Different definitions of trigonometric functions
In school, we learn that sin is "opposite over hypotenuse" and cos is "adjacent over hypotenuse".
Later on, we learn the power series definitions of sin and cos.
How can one prove that these two definitions are equivalent?
Solution 1:
If you allow yourself a tiny bit of calculus ( "$\sin x / x \to 1$" as "$x \to 0$" ) and apply some combinatorics, there's a really nice geometric interpretation of the terms of the power series for the functions. Consider this diagram and the polygonal "spiral" that starts at $P_0$ and closes in on the point $P$ (where $|P_0 P| = 1$).
The horizontal segments $P_{2n} P_{2n+1}$ alternately overshoot and undershoot the length of the cosine segment; the vertical segments $P_{2n+1} P_{2n+2}$ do the same for the sine segment. So,
$\cos \theta = \sum_{n=0}^{\infty}(-1)^n | P_{2n} P_{2n+1} |$
$\sin \theta = \sum_{n=0}^{\infty} (-1)^n | P_{2n+1} P_{2n+2} |$
Now, the lengths $|P_{k} P_{k+1}|$ are equal to the lengths of the curves $|I_k|$, which constitute a series of successive involutes (with $I_0$ defined to be a segment, and $I_1$ defined to be an arc of the unit circle). Combinatorics and the calculus result I mentioned show that the involute lengths satisfy ...
$|I_k| = \theta^k / k!$
... so that the above are, in fact, power series.
Interestingly, the same thing can be done with secant and tangent, using an involute zig-zag:
where
$\sec \theta = \sum_{n=0}^{\infty} | P_{2n} P_{2n+1} | = \sum_{n=0}^{\infty} | I_{2n} |$
$\tan \theta = \sum_{n=0}^{\infty} | P_{2n+1} P_{2n+2} | = \sum_{n=0}^{\infty} | I_{2n+1} |$
and the lengths $|I_k|$ turn out to be the appropriate multiples of powers of $\theta^k$.
Reference to the argument for sine and cosine (attributed to Y. S. Chaikovsky, as reported by Leo Gurin), a complete discussion of the trickier argument for secant and tangent, and then a refinement of the argument for sine and cosine, are in my note "Zig-Zag Involutes, Up-Down Permutations, and Secant and Tangent" (PDF).
BTW: I have not (yet) cracked the case for cosecant and cotangent.
Solution 2:
Most of the proofs in elementary calculus textbooks use the definition of $\sin x$ via geometry to prove that the derivative of $\sin x$ is $\cos x$ (namely, the fact that $\lim_{x \to 0} \frac{ \sin x}{x} = 1$). Consequently, it follows that $\sin x$ and $\cos x$ are the two linearly independent solutions of $y'' = -y$. The power series equations are also two linearly independent solutions of this differential equation. Moreover, $\sin x$ and its derivative coincide with the derivative of the power series for $ \sin x$ at zero (no surprise, it's a Taylor series). Same for $\cos x$. By uniqueness of solutions to ordinary differential equations, this proves that $\sin x$ and $\cos x$ as defined in school are equal to their power series. (This is an expansion of Qiaochu's comment.)
Solution 3:
Robison, "A new approach to circular functions, π, and lim sin(x)/x", Math. Mag. 41.2 (March 1968), 66–70 [jstor].

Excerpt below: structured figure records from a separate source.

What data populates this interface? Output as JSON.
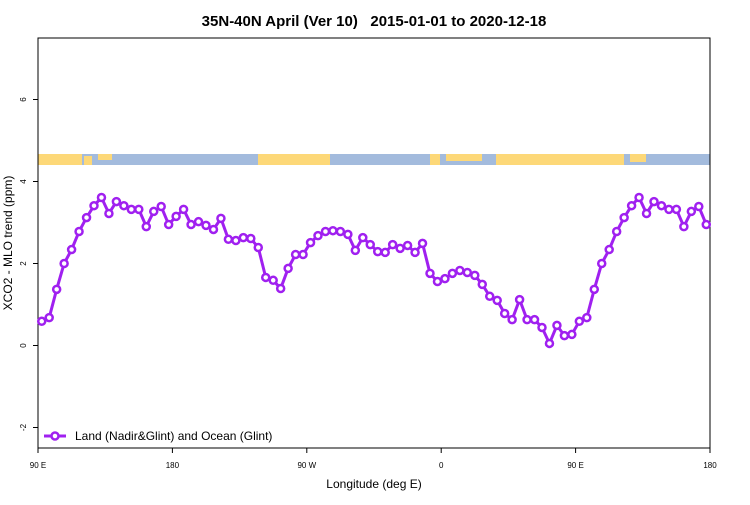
{
  "chart_data": {
    "type": "line",
    "title": "35N-40N April (Ver 10)   2015-01-01 to 2020-12-18",
    "xlabel": "Longitude (deg E)",
    "ylabel": "XCO2 - MLO trend (ppm)",
    "xlim": [
      90,
      540
    ],
    "ylim": [
      -2.5,
      7.5
    ],
    "xticks": [
      {
        "value": 90,
        "label": "90 E"
      },
      {
        "value": 180,
        "label": "180"
      },
      {
        "value": 270,
        "label": "90 W"
      },
      {
        "value": 360,
        "label": "0"
      },
      {
        "value": 450,
        "label": "90 E"
      },
      {
        "value": 540,
        "label": "180"
      }
    ],
    "yticks": [
      -2,
      0,
      2,
      4,
      6
    ],
    "legend": "bottom-left",
    "x": [
      92.5,
      97.5,
      102.5,
      107.5,
      112.5,
      117.5,
      122.5,
      127.5,
      132.5,
      137.5,
      142.5,
      147.5,
      152.5,
      157.5,
      162.5,
      167.5,
      172.5,
      177.5,
      182.5,
      187.5,
      192.5,
      197.5,
      202.5,
      207.5,
      212.5,
      217.5,
      222.5,
      227.5,
      232.5,
      237.5,
      242.5,
      247.5,
      252.5,
      257.5,
      262.5,
      267.5,
      272.5,
      277.5,
      282.5,
      287.5,
      292.5,
      297.5,
      302.5,
      307.5,
      312.5,
      317.5,
      322.5,
      327.5,
      332.5,
      337.5,
      342.5,
      347.5,
      352.5,
      357.5,
      362.5,
      367.5,
      372.5,
      377.5,
      382.5,
      387.5,
      392.5,
      397.5,
      402.5,
      407.5,
      412.5,
      417.5,
      422.5,
      427.5,
      432.5,
      437.5,
      442.5,
      447.5,
      452.5,
      457.5,
      462.5,
      467.5,
      472.5,
      477.5,
      482.5,
      487.5,
      492.5,
      497.5,
      502.5,
      507.5,
      512.5,
      517.5,
      522.5,
      527.5,
      532.5,
      537.5
    ],
    "series": [
      {
        "name": "Land (Nadir&Glint) and Ocean (Glint)",
        "color": "#a020f0",
        "values": [
          0.59,
          0.68,
          1.37,
          2.0,
          2.34,
          2.78,
          3.12,
          3.41,
          3.61,
          3.22,
          3.51,
          3.41,
          3.32,
          3.32,
          2.9,
          3.27,
          3.39,
          2.95,
          3.15,
          3.32,
          2.95,
          3.02,
          2.93,
          2.83,
          3.1,
          2.59,
          2.56,
          2.63,
          2.61,
          2.39,
          1.66,
          1.59,
          1.39,
          1.88,
          2.22,
          2.22,
          2.51,
          2.68,
          2.78,
          2.8,
          2.78,
          2.71,
          2.32,
          2.63,
          2.46,
          2.29,
          2.27,
          2.46,
          2.37,
          2.44,
          2.27,
          2.49,
          1.76,
          1.56,
          1.63,
          1.76,
          1.83,
          1.78,
          1.71,
          1.49,
          1.2,
          1.1,
          0.78,
          0.63,
          1.12,
          0.63,
          0.63,
          0.44,
          0.05,
          0.49,
          0.24,
          0.27,
          0.59,
          0.68,
          1.37,
          2.0,
          2.34,
          2.78,
          3.12,
          3.41,
          3.61,
          3.22,
          3.51,
          3.41,
          3.32,
          3.32,
          2.9,
          3.27,
          3.39,
          2.95
        ]
      }
    ]
  }
}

In this paper it is shown that the addition law for cosine (and a couple other simple assumptions) uniquely determines cosine and sine. So then it's enough to prove geometrically that the high school functions satisfy that law (this is essentially Ptolemy's theorem), and prove that the power series functions satisfy it (using the binomial theorem and such manipulations).
Solution 4:
There is another proof that the derivative of sine is cosine that doesn't use the sandwich theorem mentioned by Qiaochu and Akhil above. Instead, one can use the definition of arcsine and the standard calculus formula for arc length in terms of an integral to show that arcsine = the integral of (1 - x^2)^(-.5). It follows that the derivative of arcsine is (1 - x^2)^(-.5), and (by the chain rule) one can use this fact to prove that the derivative of sine is cosine. In fact, I'm not sure why this proof is presented less frequently then the one via the sandwich theorem. The unit circle definition of sine is based on arc length, and in calculus we learn a formula for arc length based on integration. Why not connect these two concepts for a natural proof that the derivative of sine is cosine?
Solution 5:
As a rough outline, the circular definitions of sine and cosine (the y- and x-coordinates of the image of (1,0) under a rotation about the origin) lead to being able to differentiate sine and cosine, and once you know how to differentiate them (infinitely), Taylor's Theorem justifies that the power series is equal to the function.